As development institutions like the World Bank look for ways to make their projects and interventions more evidence-based, development practitioners have run into a problem faced by doctors a generation ago.
While there may be a plethora of primary source studies on the effectiveness of an intervention, studies use different data and methodologies and often come to differing — and sometimes conflicting — conclusions.
In an effort to make the medicine more evidence-based, medical researchers came up with “systematic reviews” of the research literature in the 1990s. The reviews are meta-analyses of data from a range of studies that have been screened for quality. Today, systematic reviews — known as “Cochrane reviews” — for the nonprofit that oversees them — are seen as a gold standard in judging the effectiveness of medical interventions.
Now some major development institutions like the U.K. Department for International Development and the Bill and Melinda Gates Foundation, along with The International Initiative for Impact Evaluation, or 3ie, an organization that funds research in development, are leading the way in developing systematic reviews of development interventions — and the World Bank may soon follow their lead. Representatives from the bank discussed the advantages of applying this method at a panel discussion held last week by the bank’s Independent Evaluation Group, which is already using systematic reviews as a part of some of its sectoral evaluations.
Many development practitioners, when they look at past evidence at all, may use “goal-scoring” to determine what the research has to say about a particular type of project. That is, for example, four studies say it worked and three studies say it doesn’t — so it probably worked. Or they throw up their hands and say that the evidence is inconclusive, and do what they were going to do anyway, using selective evidence.

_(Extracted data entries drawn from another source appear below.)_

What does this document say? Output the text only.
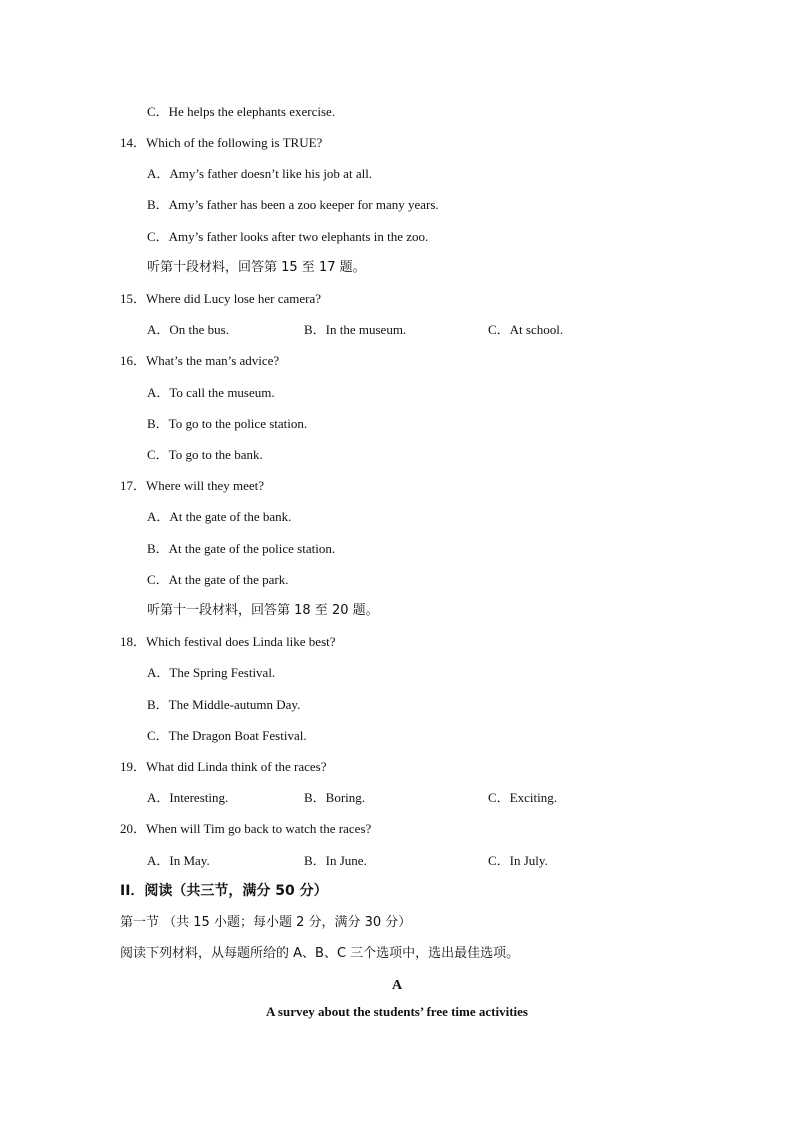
C．He helps the elephants exercise.
14．Which of the following is TRUE?
A．Amy’s father doesn’t like his job at all.
B．Amy’s father has been a zoo keeper for many years.
C．Amy’s father looks after two elephants in the zoo.
听第十段材料，回答第 15 至 17 题。
15．Where did Lucy lose her camera?
A．On the bus.	B．In the museum.	C．At school.
16．What’s the man’s advice?
A．To call the museum.
B．To go to the police station.
C．To go to the bank.
17．Where will they meet?
A．At the gate of the bank.
B．At the gate of the police station.
C．At the gate of the park.
听第十一段材料，回答第 18 至 20 题。
18．Which festival does Linda like best?
A．The Spring Festival.
B．The Middle-autumn Day.
C．The Dragon Boat Festival.
19．What did Linda think of the races?
A．Interesting.	B．Boring.	C．Exciting.
20．When will Tim go back to watch the races?
A．In May.	B．In June.	C．In July.
II．阅读（共三节，满分 50 分）
第一节 （共 15 小题；每小题 2 分，满分 30 分）
阅读下列材料，从每题所给的 A、B、C 三个选项中，选出最佳选项。
A
A survey about the students’ free time activities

Systematic reviews provide a more methodologically correct way to look at the data.
“There's no such thing as mixed evidence or mixed findings; there's incorrectly synthesized or summarized findings,” Howard White, executive director of 3ie, said at the panel. “If you conduct a proper systematic review then you will know more conclusively whether this intervention works or not.”
White used the example of the use of corticosteroids to prevent the death of infants born prematurely as an example of how that type of goal scoring led doctors to the wrong conclusions. In the case of that intervention, more studies found it to be ineffective than effective, so doctors may have abandoned the practice. But a systematic review then found that the treatment was effective in 30-40 percent of cases, had no negative side-effects and was very inexpensive. The intervention has now been widely adopted, and has saved thousands of lives.
The case for systematic reviews
In the world of international development, systematic reviews can also yield important and unexpected insights that go beyond whether something works or it doesn’t.
White cited a systematic review of land titling projects that found that they do increase investment, productivity and farm income, but they do not increase access to credit. And a sub-analysis found that the positive effects were not born out in African countries.
In another example, systematic review of studies related to payment for ecological services (like paying communities not to cut down a forest) discovered that type of intervention is not cost-effective for preventing deforestation, because it only prevented deforestation in 3.7 percent of the land being paid for. The rest of the land would not have been deforested anyway.
Qualitative studies often support the conclusions of the systematic reviews or point to hypothesise about unexpected conclusions. In the case of land-titling in Africa, for example, qualitative studies pointed out that the customary title was generally strong, so land-titling may have less of an effect, and that a lower levels of assets among landowners might also prevent investment.
3ie and the International Development Coordinating Group at the Campbell Collaboration, a network of researchers and organizations coordinating systematic reviews relevant for developing countries, have completed dozens of reviews in a number of sectors. Currently, sectors like health and education have a broad evidence base, while infrastructure, for instance, does not.
Still, Marie Gardner, IEG public sector evaluations manager, pointed out how little evidence is used in project design in general, citing a review of project documents at the World Bank that her team had done.
"In no cases did the project documents refer to systematic reviews to provide evidence that what they were proposing in the design actually worked. In very few cases did they actually refer to impact evaluations," she said.
As systematic become more widely accepted and utilized, that may change.